You know ... i've never even read the books, and have only seen the movies sporadically at best, and only half of those.
I don't think that I would want to play a college-kid game, it's certainly a cool concept. And I can *really* imagine that there would be goings-on at the University like what happens at Hogwarts. Well done, Mort. Bravo.

Mike Bridges said...

I think a Greyhawk University campaign could conjure up some great buried artifacts like they do in the books.

Icarus said...

Hey, while I'm thinking of it ... where'd you get that picture of the apprentice wizard that looks spooked out about something? I recognize it, but, I can't place where I've seen it.

Anonymous said...

I'm an HP fan, There's nothing groundbreaking about HP but JK Rowling executed the series brilliantly, Her strong suit is iconic characters, and hers are as compelling as literary creations can get. The books were great reads and the movies held up remarkably well beside them.

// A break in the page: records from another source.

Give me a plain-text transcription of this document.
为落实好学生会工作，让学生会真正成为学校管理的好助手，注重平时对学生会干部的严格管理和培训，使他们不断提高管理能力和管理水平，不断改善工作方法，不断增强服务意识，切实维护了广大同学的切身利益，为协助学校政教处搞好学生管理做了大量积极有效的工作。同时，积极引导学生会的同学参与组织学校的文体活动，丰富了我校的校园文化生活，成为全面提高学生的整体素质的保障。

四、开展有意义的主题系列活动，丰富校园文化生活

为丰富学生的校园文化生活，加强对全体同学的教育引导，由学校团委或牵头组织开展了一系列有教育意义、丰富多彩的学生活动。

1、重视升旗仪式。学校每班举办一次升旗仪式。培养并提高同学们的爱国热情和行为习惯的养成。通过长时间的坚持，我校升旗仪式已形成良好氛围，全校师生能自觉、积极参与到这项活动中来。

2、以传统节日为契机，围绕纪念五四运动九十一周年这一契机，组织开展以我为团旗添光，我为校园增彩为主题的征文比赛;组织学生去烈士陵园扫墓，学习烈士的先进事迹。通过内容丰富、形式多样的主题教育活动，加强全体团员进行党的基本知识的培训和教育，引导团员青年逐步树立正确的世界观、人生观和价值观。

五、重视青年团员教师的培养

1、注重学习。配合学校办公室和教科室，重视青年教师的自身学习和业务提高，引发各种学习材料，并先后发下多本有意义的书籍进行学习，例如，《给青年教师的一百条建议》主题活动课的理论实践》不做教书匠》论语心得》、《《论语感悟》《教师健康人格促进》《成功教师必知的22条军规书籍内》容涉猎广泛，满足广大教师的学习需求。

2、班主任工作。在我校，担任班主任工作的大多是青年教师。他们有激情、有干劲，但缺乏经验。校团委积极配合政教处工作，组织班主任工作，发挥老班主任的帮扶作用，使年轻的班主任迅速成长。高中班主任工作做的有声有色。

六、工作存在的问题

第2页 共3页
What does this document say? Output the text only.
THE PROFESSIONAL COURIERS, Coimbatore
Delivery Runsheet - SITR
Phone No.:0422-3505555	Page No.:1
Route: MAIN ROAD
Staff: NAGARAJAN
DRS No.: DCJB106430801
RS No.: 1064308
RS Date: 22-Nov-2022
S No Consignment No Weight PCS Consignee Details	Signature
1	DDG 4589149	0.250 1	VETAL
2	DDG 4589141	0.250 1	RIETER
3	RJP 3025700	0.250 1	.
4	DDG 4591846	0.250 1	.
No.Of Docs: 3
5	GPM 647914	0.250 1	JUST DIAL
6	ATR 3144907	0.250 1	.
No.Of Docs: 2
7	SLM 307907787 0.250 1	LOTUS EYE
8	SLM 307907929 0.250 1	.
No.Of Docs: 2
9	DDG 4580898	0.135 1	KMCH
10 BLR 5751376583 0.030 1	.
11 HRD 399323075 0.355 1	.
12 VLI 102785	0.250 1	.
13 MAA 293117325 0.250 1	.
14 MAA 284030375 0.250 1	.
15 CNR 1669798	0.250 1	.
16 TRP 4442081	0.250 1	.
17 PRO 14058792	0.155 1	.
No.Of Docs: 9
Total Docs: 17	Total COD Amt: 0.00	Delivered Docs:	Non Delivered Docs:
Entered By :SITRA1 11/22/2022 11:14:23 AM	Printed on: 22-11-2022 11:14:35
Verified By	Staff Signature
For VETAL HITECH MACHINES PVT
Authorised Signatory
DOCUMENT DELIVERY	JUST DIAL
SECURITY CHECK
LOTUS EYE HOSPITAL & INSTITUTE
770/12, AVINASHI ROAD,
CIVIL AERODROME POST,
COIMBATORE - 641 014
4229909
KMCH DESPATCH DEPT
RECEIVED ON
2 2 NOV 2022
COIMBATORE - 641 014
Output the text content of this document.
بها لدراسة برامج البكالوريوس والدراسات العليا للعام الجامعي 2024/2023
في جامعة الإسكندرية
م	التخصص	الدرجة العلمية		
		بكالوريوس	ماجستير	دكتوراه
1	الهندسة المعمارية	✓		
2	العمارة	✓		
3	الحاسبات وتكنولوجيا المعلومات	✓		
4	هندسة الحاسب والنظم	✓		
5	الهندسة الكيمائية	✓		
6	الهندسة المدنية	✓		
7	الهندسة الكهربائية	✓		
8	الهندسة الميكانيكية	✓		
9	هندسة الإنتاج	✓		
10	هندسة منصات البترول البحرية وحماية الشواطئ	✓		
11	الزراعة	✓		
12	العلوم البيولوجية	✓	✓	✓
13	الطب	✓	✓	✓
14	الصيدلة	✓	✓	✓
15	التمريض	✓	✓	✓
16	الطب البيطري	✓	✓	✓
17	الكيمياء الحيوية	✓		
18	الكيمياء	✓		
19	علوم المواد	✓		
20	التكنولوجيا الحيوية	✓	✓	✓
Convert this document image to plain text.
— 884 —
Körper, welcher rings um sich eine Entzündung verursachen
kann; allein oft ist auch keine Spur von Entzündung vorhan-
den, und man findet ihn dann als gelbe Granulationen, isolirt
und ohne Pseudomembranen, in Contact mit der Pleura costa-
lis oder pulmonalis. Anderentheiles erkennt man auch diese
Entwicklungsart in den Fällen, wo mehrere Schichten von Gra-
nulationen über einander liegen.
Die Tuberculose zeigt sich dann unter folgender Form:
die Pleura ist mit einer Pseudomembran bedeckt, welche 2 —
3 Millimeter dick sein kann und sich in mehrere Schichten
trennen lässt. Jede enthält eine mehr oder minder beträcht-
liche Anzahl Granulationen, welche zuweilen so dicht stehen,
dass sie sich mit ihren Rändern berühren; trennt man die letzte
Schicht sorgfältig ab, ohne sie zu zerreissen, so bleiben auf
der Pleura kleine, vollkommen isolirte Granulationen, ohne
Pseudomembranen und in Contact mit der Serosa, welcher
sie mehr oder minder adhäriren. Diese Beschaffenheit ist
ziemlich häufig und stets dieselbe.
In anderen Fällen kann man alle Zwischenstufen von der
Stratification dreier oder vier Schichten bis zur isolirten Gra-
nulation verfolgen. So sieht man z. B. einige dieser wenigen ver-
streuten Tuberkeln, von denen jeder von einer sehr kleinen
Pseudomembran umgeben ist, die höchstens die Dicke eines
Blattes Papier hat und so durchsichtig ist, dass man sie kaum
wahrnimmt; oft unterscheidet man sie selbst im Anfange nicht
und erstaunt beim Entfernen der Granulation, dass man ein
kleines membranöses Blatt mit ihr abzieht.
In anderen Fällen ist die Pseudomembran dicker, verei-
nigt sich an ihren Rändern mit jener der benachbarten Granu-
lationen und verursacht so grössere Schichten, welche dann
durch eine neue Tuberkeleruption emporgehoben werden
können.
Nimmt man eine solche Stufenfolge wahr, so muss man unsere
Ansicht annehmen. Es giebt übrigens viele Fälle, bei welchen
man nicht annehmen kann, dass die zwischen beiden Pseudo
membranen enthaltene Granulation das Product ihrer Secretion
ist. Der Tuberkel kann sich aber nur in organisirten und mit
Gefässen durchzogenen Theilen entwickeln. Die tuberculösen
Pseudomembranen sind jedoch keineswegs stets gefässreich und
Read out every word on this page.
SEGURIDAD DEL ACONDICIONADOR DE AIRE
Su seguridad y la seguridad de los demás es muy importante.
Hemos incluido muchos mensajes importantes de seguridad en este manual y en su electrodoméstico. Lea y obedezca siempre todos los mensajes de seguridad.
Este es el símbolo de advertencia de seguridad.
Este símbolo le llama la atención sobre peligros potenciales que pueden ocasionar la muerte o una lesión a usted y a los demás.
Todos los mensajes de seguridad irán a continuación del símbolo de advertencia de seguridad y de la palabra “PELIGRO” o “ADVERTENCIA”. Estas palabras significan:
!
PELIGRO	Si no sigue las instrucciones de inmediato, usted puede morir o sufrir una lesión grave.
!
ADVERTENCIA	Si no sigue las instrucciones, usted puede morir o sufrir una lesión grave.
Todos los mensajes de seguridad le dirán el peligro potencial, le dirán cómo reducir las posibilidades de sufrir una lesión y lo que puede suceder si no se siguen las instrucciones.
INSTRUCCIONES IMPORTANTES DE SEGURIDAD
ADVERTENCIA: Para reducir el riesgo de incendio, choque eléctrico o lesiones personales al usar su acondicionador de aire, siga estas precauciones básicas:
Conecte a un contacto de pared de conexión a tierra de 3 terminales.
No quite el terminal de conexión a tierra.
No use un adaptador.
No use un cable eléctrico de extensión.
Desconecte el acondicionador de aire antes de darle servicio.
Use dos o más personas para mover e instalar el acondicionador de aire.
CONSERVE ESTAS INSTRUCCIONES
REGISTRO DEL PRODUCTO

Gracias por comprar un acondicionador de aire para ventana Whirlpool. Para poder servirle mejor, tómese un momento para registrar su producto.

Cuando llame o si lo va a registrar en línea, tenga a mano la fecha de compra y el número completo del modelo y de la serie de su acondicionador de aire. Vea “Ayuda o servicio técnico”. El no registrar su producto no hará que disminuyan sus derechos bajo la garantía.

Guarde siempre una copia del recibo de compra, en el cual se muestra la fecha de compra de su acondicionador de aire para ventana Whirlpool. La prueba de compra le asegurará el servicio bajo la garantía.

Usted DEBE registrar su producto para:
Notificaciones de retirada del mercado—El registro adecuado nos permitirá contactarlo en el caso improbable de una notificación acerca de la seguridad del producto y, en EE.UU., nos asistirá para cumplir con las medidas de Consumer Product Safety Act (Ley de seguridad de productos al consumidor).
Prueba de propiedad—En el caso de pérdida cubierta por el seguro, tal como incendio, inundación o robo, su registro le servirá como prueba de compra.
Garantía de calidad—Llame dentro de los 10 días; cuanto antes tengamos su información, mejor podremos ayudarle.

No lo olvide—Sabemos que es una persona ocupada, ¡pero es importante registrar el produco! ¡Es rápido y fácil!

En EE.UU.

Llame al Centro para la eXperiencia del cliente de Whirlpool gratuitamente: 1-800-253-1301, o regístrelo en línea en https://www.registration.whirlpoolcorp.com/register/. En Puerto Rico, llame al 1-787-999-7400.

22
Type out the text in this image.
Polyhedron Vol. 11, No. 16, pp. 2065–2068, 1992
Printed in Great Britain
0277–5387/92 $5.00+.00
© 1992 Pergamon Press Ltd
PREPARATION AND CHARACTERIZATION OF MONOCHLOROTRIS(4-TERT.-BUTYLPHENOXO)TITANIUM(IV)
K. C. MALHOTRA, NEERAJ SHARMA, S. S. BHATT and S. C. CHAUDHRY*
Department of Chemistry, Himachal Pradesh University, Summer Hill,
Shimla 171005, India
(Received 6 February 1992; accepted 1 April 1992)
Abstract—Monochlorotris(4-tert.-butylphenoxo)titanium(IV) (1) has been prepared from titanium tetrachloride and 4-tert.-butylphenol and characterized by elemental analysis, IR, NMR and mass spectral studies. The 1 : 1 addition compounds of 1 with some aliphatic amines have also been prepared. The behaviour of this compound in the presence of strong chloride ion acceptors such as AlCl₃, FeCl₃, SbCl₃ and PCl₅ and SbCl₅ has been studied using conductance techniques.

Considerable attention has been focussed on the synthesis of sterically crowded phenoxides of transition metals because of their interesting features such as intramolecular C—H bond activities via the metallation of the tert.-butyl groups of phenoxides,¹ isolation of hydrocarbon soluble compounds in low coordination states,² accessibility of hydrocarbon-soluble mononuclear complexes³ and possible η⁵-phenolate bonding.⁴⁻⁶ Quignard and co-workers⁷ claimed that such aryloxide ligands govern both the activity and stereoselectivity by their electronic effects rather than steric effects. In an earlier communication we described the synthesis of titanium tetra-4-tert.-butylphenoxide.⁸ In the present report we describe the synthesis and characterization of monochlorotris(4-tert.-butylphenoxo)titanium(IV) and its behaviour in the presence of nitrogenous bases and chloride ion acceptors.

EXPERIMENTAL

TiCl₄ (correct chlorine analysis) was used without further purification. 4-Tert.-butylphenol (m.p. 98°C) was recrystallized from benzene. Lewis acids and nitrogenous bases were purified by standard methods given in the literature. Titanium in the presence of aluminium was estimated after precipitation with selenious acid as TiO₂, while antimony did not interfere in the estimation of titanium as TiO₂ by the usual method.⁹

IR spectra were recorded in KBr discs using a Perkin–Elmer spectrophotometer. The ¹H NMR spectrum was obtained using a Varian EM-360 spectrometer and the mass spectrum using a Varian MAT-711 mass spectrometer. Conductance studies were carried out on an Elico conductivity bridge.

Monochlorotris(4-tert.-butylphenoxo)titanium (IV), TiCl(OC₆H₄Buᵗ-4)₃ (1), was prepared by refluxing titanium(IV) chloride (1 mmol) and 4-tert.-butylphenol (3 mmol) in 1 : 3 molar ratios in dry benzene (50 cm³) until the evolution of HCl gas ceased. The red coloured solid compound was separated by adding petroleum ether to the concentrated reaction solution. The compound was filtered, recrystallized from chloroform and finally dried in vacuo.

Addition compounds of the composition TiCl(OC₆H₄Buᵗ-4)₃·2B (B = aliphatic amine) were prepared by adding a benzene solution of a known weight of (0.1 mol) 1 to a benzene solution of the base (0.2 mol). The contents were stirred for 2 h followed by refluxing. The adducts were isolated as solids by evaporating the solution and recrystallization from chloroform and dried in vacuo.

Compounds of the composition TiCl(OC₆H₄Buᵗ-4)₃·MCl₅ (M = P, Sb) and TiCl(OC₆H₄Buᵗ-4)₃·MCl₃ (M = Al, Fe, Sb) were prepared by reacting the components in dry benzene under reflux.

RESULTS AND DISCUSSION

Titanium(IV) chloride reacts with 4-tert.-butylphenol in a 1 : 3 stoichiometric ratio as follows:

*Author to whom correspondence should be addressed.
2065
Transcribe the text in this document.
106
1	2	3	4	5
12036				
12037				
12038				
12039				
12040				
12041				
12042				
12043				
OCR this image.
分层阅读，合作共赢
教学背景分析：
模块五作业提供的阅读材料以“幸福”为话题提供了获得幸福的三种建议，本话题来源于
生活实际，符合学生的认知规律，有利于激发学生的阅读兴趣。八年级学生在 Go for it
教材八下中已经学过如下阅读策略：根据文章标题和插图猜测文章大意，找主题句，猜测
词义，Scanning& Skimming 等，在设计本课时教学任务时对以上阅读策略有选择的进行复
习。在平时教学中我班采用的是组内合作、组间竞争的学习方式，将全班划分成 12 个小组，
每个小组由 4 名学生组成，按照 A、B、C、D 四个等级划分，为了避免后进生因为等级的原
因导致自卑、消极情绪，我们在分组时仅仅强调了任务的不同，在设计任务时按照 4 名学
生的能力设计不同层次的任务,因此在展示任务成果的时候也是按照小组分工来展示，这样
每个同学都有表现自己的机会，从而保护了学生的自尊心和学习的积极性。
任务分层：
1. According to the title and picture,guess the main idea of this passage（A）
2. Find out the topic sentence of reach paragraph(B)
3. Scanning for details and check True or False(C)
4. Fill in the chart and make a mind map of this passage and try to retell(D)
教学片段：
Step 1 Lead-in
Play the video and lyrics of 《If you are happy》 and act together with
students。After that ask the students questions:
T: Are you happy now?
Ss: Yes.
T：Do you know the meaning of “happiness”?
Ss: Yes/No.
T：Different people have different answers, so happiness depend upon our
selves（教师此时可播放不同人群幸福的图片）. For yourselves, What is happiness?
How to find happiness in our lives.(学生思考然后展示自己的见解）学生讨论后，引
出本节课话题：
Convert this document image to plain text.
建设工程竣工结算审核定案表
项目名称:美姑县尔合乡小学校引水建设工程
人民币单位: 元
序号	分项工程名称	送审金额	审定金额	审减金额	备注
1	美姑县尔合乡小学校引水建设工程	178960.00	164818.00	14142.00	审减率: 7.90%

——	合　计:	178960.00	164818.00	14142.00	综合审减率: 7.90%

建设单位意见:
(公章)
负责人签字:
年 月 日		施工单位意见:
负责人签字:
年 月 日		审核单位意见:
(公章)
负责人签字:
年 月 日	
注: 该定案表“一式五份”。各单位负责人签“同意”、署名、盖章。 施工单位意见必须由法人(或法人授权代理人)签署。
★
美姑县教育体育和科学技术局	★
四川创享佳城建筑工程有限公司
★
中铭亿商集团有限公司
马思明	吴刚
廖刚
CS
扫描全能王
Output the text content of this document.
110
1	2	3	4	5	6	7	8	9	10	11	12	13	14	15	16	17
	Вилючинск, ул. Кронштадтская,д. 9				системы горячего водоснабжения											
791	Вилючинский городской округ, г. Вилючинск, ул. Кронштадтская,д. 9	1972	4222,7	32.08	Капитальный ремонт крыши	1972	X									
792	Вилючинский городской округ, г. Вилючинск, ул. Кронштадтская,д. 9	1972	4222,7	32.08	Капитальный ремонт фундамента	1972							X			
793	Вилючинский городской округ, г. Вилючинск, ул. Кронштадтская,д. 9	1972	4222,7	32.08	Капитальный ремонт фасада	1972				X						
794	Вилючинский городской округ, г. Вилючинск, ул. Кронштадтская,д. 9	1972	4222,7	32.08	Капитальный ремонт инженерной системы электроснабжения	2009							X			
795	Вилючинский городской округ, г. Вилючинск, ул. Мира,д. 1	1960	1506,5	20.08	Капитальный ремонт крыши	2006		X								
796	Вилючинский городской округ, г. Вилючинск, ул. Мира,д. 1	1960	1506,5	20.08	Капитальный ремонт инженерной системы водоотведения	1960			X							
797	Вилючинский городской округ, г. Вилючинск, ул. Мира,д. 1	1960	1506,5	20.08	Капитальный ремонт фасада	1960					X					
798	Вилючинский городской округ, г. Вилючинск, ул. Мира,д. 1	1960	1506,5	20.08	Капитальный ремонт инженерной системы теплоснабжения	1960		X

Morty I think your wizard school campaign concept is a great one! I think it'd make for a very fun game. It reminds me of a gladiatorial campaign I ran a couple years ago, in that it was to a fairly great degree a campaign on rails and that worked fine given our time constraints for play. (Quite honestly, the sandboxier things got, the less fun the players seemed to have)

If I were running a wizard school game, I wold probably start the player characters at the AD&D starting ages as young adults, unless my players were adolescents, in which case I think your ideas re apprentice-level characters would work very nicely.

Salute!

virgil

"Kit"—GreyhawkOnline said...

Wow … her eI am, commenting almost 8 1/2 years later. … just saying, Mike, I found this in some research for the University of Magical Arts. … So, you're still hitting searches in Google!
Still as well-done as when I read it the better part of a decade ago.